Recontextualizing H. Lowry

Hannah Eastman

Contributing Writer


Content warning for mentions of sexual harassment and assault 

In the wake of #MeToo, reexamining and recontextualizing societal norms has proved a continuous challenge. The reporting of the Voice over the past few weeks has been groundbreaking in that attempting to look back through Wooster’s own history and acknowledge faults is something that is likely to open more wounds. While the actions of Howard Lowry occurred in the “past,” his legacy has shaped all of our experiences on this campus, and the way the school addresses Lowry’s actions will be important to the future of the institution. 

It’s a shame that — in my own experience — the #MeToo movement has gone from a solemn recognition of a wider societal culture that continues to prey upon women to something yet again “taboo,” or something to be ashamed to admit. In reality, no matter how many times you are told that your truth matters, sometimes the situation is so delicate that the one person telling you that you are at fault can crumble your view of a situation entirely. I have so much respect for the women who came forward to discuss Howard Lowry, and maybe the reason it was so off-putting for me is because I’d seen a part of myself in their voices that I had wanted so long to dismiss. 

When I first got the email from the school explaining an investigation would be launched —  I’m not going to shy away from it — I totally shrugged it off. It wasn’t something I wanted to see talked about here. It sounds awful, and it was. More than anything else, I thought about myself in the position of a woman who has come forward with that information about such a well-respected and powerful man so central to our interpretations of The College of Wooster. And I thought that if I had that information, the shame would just eat me whole and spit me back out. That’s why I truly admire the bravery and strength of the women who came out, who stood their ground and let an intimate detail of their lives be publicized so we can all readjust our understanding of what it means to be a part of the community that makes up the College of Wooster. 
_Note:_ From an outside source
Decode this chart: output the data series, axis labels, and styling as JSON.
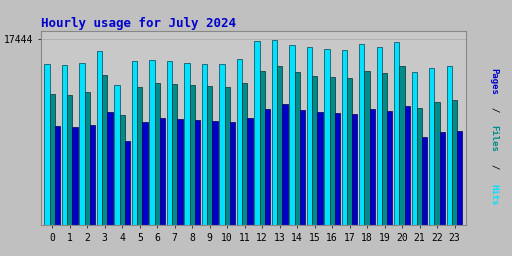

My reaction to this situation was so abrasive and defensive that it sent me into a tiny spiral of wondering how I could call myself a woman and advocate for victims of any kind of sexual harassment or assault when I bristled at the mention of actions like this occurring in a place I respect. I had the kind of realization that you can only have when you confront a dark part of yourself that doesn’t want to let your hurt out. That it scared me so much because I had come again to see the actions the women described as normalized. Even after doing what I thought was some decent work to see how widespread sexual harassment and assault occurs, to address it in how I viewed the world around me — I was still scared at the end of the day to admit that it had reached me before, it was reaching me when I opened up the Voice, and it is going to continue to reach me in my life. 

I’d like to end this piece by encouraging everyone to have a similar conversation with themselves. It’s hard, it’ll mess you up for a bit, but it truly is worth it, because I don’t want to look at someone brave enough to speak their truth again and ignore it for my own personal comfort in the status quo ever again.